The first study is based on a randomized study of households that showed that around 1.28 million people in England, Scotland, Wales and Northern Ireland were infected with Covid-19 in the week ending October 22, the highest number of infections , which has been registered since the pandemic began in the UK. Conducted by the Office for National Statistics, this weekly survey is rated as the most reliable measure of UK infection levels.
But another analysis – based on Department of Health and Social Care (DHSC) reports on new cases for the week ending October 29 – suggested that there had since been a 14% drop in case numbers. However, these reports are considered to be a less reliable measure of Covid-19’s case numbers, leaving some uncertainty about the disease’s progress in the UK.
Professor Paul Hunter from the University of East Anglia said it was too early to say whether there was a real drop in infections, adding: “If infections really fall in line with the daily reports from DHSC, then we would see no one at the earliest. effect on the ONS dataset is Friday. “
This point was supported by Professor Jim Naismith, director of the Rosalind Franklin Institute, Oxford, who said he expected the prevalence in England to have peaked or be close to the top, adding: “And if England has peaked, so will others. “Numbers are starting to fall. I certainly hope so – 1,000 people end up in hospital every day and 1,000 die a week.”

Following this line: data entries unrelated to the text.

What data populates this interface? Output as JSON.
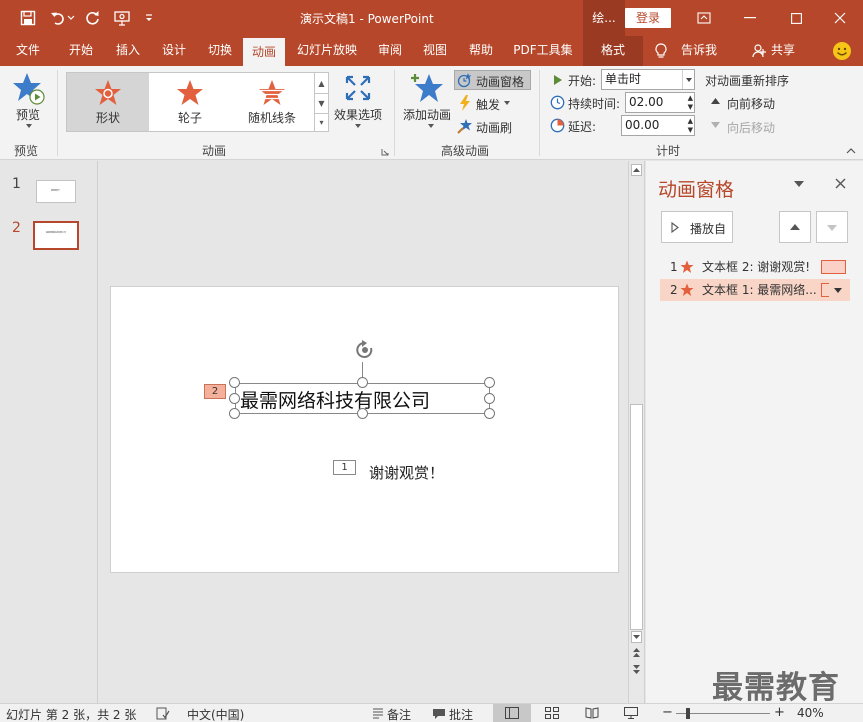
{
  "window": {
    "doc_title": "演示文稿1 - PowerPoint",
    "context_tab": "绘...",
    "login": "登录"
  },
  "tabs": {
    "file": "文件",
    "home": "开始",
    "insert": "插入",
    "design": "设计",
    "transitions": "切换",
    "animations": "动画",
    "slideshow": "幻灯片放映",
    "review": "审阅",
    "view": "视图",
    "help": "帮助",
    "pdf": "PDF工具集",
    "format": "格式",
    "tellme": "告诉我",
    "share": "共享"
  },
  "ribbon": {
    "preview_btn": "预览",
    "preview_group": "预览",
    "gallery": [
      {
        "label": "形状"
      },
      {
        "label": "轮子"
      },
      {
        "label": "随机线条"
      }
    ],
    "effect_options": "效果选项",
    "animation_group": "动画",
    "add_animation": "添加动画",
    "animation_pane": "动画窗格",
    "trigger": "触发",
    "anim_painter": "动画刷",
    "advanced_group": "高级动画",
    "start_label": "开始:",
    "start_value": "单击时",
    "duration_label": "持续时间:",
    "duration_value": "02.00",
    "delay_label": "延迟:",
    "delay_value": "00.00",
    "reorder_label": "对动画重新排序",
    "move_earlier": "向前移动",
    "move_later": "向后移动",
    "timing_group": "计时"
  },
  "thumbs": {
    "n1": "1",
    "n2": "2",
    "t1_text": "谢谢观赏！",
    "t2_text": "最需网络科技有限公司"
  },
  "slide": {
    "title_text": "最需网络科技有限公司",
    "title_tag": "2",
    "sub_text": "谢谢观赏！",
    "sub_tag": "1"
  },
  "pane": {
    "title": "动画窗格",
    "play_from": "播放自",
    "items": [
      {
        "num": "1",
        "label": "文本框 2: 谢谢观赏!"
      },
      {
        "num": "2",
        "label": "文本框 1: 最需网络..."
      }
    ]
  },
  "status": {
    "slide_info": "幻灯片 第 2 张，共 2 张",
    "language": "中文(中国)",
    "notes": "备注",
    "comments": "批注",
    "zoom": "40%"
  },
  "watermark": "最需教育",
  "colors": {
    "accent": "#b7472a",
    "star": "#e2603e",
    "selected_item": "#f8d5c6"
  }
}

Simon Clarke, associate professor of cellular microbiology at Reading University, also warned that health care remained tense, saying: “If the situation were to worsen further, we risk creating pressure in health care, leading to reduced access to care for most. “Anyone who gets into a motorway accident or whose routine surgery has gotten worse can find themselves without access to the intensive care unit at their local hospital.”